To reduce concerns of a potential collapse of credit flows following a premature withdrawal, policy makers could consider a gradual and state-contingent approach to phasing out loan guarantee schemes and other pandemic-related support:
- Viable firms in hard-hit sectors and SMEs not directly benefitting from the international recovery may need continued liquidity support. Loan guarantee schemes could also be temporarily frozen once liquidity needs diminish, but specific arrangements to ease their reactivation could help to avoid cumbersome legislative processes or sunk operational costs if the scheme needs to be restarted later on.
- Yet, to ensure that the additional support does not induce a material misallocation of resources over the medium-to-longer run, loan guarantee schemes may need to be fine-tuned and further targeted. For instance, re-designing the main covenants of the loans (e.g., portion of the loan backed by the government guarantee; fee to access the programmes) would diminish the risk of moral hazard and adverse selection.
The shock could still translate into a wave of corporate insolvencies and the reliance on credit guarantees could have increased firms indebtedness, leading to debt overhang.

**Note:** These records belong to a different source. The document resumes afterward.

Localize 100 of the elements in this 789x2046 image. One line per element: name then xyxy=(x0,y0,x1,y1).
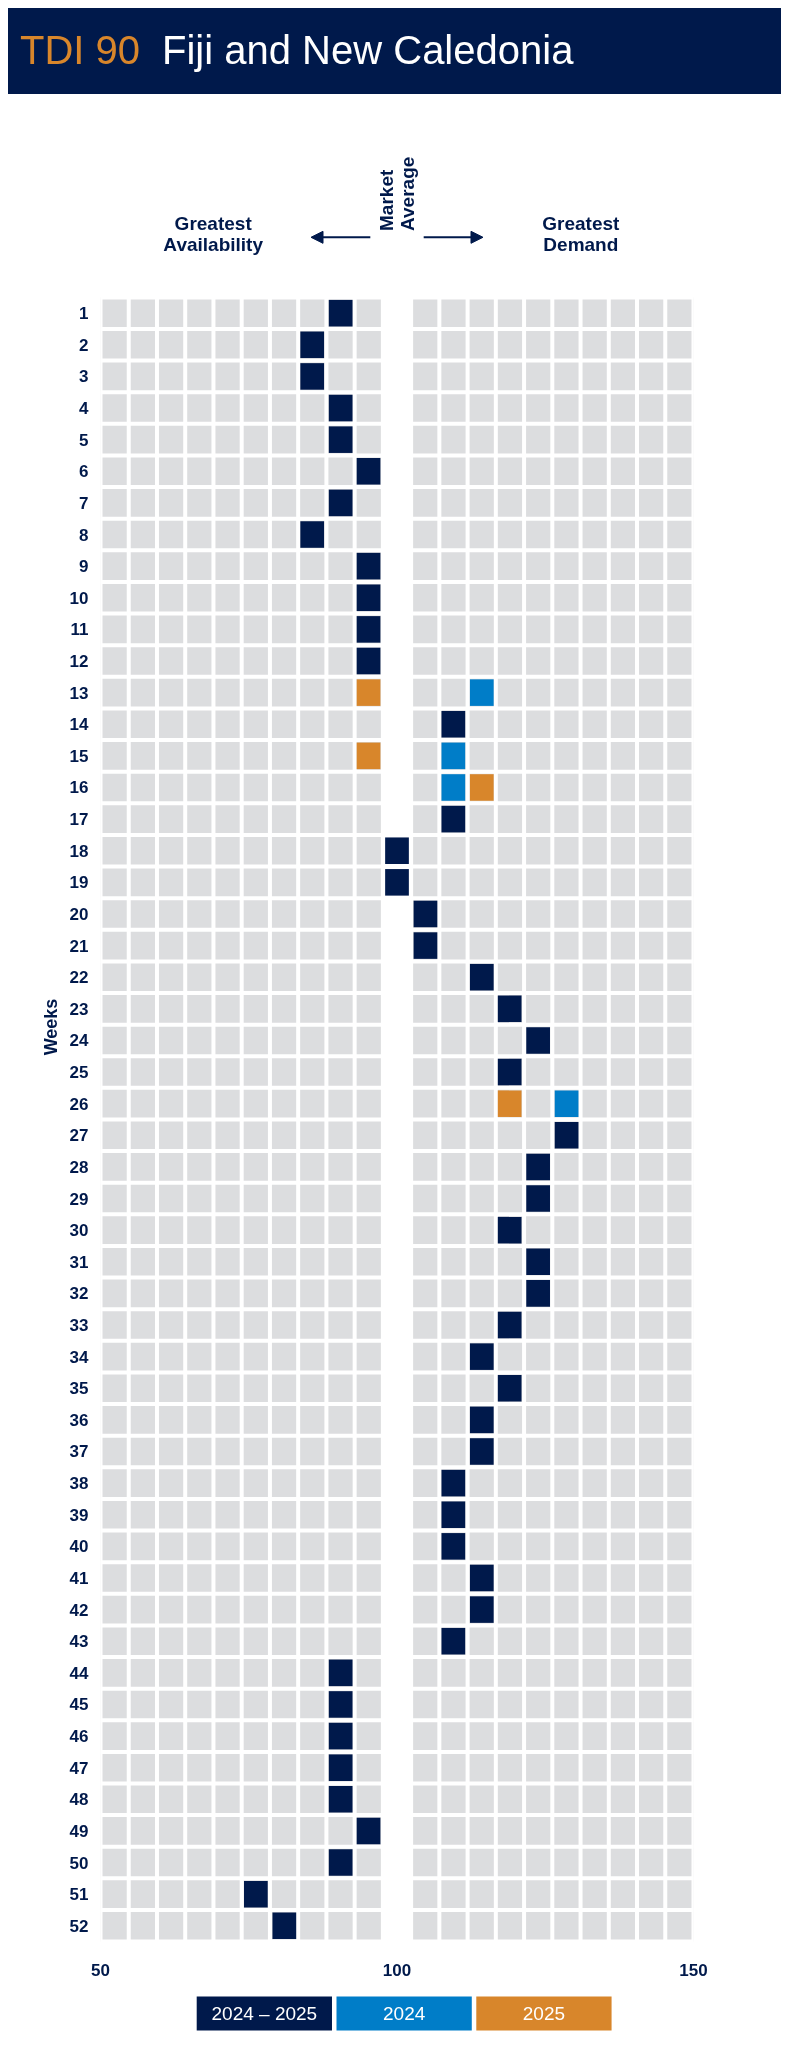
point xyxy=(413,900,438,928)
point xyxy=(328,1691,353,1718)
y-tick-label: 2 xyxy=(79,335,89,355)
point xyxy=(328,426,353,453)
y-tick-label: 30 xyxy=(69,1221,89,1241)
x-tick-label: 100 xyxy=(382,1960,412,1980)
y-tick-label: 31 xyxy=(69,1252,89,1272)
point xyxy=(413,932,438,959)
text: Greatest Availability xyxy=(163,213,264,256)
y-tick-label: 51 xyxy=(69,1885,89,1905)
y-tick-label: 3 xyxy=(79,367,89,387)
point xyxy=(469,1343,494,1370)
y-tick-label: 44 xyxy=(69,1663,90,1683)
y-tick-label: 10 xyxy=(69,588,89,608)
point xyxy=(469,679,494,706)
y-tick-label: 34 xyxy=(69,1347,90,1367)
y-tick-label: 28 xyxy=(69,1157,89,1177)
y-tick-label: 45 xyxy=(69,1695,89,1715)
y-tick-label: 49 xyxy=(69,1821,89,1841)
point xyxy=(497,1311,522,1339)
chart-title: Fiji and New Caledonia xyxy=(162,27,574,75)
point xyxy=(385,837,409,864)
point xyxy=(328,1754,353,1781)
point xyxy=(441,1627,466,1655)
point xyxy=(526,1185,550,1212)
x-tick-label: 150 xyxy=(679,1960,708,1980)
y-tick-label: 41 xyxy=(69,1568,89,1588)
point xyxy=(300,363,325,390)
point xyxy=(441,805,466,833)
point xyxy=(441,774,466,801)
point xyxy=(441,742,466,770)
point xyxy=(554,1122,579,1149)
point xyxy=(356,584,381,612)
point xyxy=(526,1248,550,1276)
point xyxy=(497,995,522,1023)
y-tick-label: 8 xyxy=(79,525,89,545)
y-tick-label: 39 xyxy=(69,1505,89,1525)
point xyxy=(272,1912,297,1940)
point xyxy=(328,299,353,327)
point xyxy=(328,394,353,422)
point xyxy=(554,1090,579,1117)
y-tick-label: 20 xyxy=(69,904,89,924)
point xyxy=(356,647,381,675)
point xyxy=(526,1280,550,1307)
y-tick-label: 21 xyxy=(69,936,89,956)
point xyxy=(469,1406,494,1434)
y-tick-label: 46 xyxy=(69,1727,89,1747)
text: Greatest Demand xyxy=(542,213,621,256)
point xyxy=(328,489,353,517)
y-tick-label: 36 xyxy=(69,1410,89,1430)
y-tick-label: 48 xyxy=(69,1790,89,1810)
y-tick-label: 25 xyxy=(69,1063,89,1083)
point xyxy=(469,963,494,991)
y-tick-label: 12 xyxy=(69,652,89,671)
text: 2025 xyxy=(522,2003,566,2024)
y-tick-label: 42 xyxy=(69,1600,89,1620)
y-tick-label: 40 xyxy=(69,1537,89,1557)
y-tick-label: 43 xyxy=(69,1632,89,1652)
point xyxy=(441,1469,466,1497)
text: 2024 xyxy=(383,2003,426,2024)
y-tick-label: 52 xyxy=(69,1916,89,1936)
y-tick-label: 24 xyxy=(69,1031,90,1051)
y-tick-label: 16 xyxy=(69,778,89,798)
y-tick-label: 26 xyxy=(69,1094,89,1114)
y-tick-label: 18 xyxy=(69,841,89,861)
point xyxy=(328,1722,353,1750)
y-tick-label: 38 xyxy=(69,1474,89,1494)
point xyxy=(356,458,381,485)
point xyxy=(441,710,466,738)
y-tick-label: 47 xyxy=(69,1758,89,1778)
y-tick-label: 15 xyxy=(69,746,89,766)
point xyxy=(469,1564,494,1592)
y-tick-label: 17 xyxy=(69,810,89,830)
y-tick-label: 35 xyxy=(69,1379,89,1399)
y-tick-label: 7 xyxy=(79,493,89,513)
point xyxy=(497,1374,522,1402)
point xyxy=(356,679,381,706)
text: 2024 – 2025 xyxy=(211,2003,318,2024)
y-tick-label: 27 xyxy=(69,1126,89,1146)
y-tick-label: 29 xyxy=(69,1189,89,1209)
point xyxy=(526,1153,550,1181)
point xyxy=(469,774,494,801)
point xyxy=(356,742,381,770)
y-tick-label: 4 xyxy=(79,399,90,419)
point xyxy=(469,1596,494,1623)
y-tick-label: 50 xyxy=(69,1853,89,1873)
y-tick-label: 6 xyxy=(79,462,89,482)
y-axis-title: Weeks xyxy=(40,998,61,1056)
point xyxy=(497,1058,522,1086)
y-tick-label: 19 xyxy=(69,873,89,893)
point xyxy=(356,616,381,643)
point xyxy=(469,1438,494,1465)
y-tick-label: 33 xyxy=(69,1316,89,1336)
y-tick-label: 9 xyxy=(79,557,89,577)
y-tick-label: 13 xyxy=(69,683,89,703)
y-tick-label: 32 xyxy=(69,1284,89,1304)
point xyxy=(356,552,381,580)
text: Market Average xyxy=(376,156,418,231)
point xyxy=(526,1027,550,1054)
point xyxy=(441,1501,466,1529)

To countervail these risks, it is important to:
- Privilege grants and quasi-equity type of instruments to support the corporate sector, e.g. linking loans repayment to businesses’ returns or converting government loans into grants (up to a ceiling and for specific operational costs).
- Establish the conditions to promote early debt restructuring, e.g. through a reinforced network of consultations involving stakeholders or incentives for banks to restructure.
Finally, as pandemic-related support is phased-out, dynamism-enhancing structural reforms could be prioritised. In particular:
- Boosting firms’ entry is a major challenge for absorbing displaced workers from upcoming bankruptcies, as it would allow harnessing the benefits of the creative-destruction process while reducing its social costs.
- It is key to ensure the diffusion and uptake of digital technologies across all layers of the corporate sector, as digitalisation became a matter of survival for many firms in COVID-19 times, shaping not only productivity but also macroeconomic resilience.
Reference
Demmou, L. and G. Franco (2021), “From hibernation to reallocation: Loan guarantees and their implications for post-COVID-19 productivity”, OECD Economics Department Working Papers, No. 1687, OECD Publishing, Paris, https://doi.org/10.1787/2f4a4c20-en.
[1] It is worth stressing again that the analysis focuses on the productivity impacts via reallocation. Large programmes may also be performance enhancing through channels other than reallocation which are not investigated in this study – for instance by spurring within firm productivity, if loan guarantees provide additional resources (not available otherwise) that foster firms’ investment.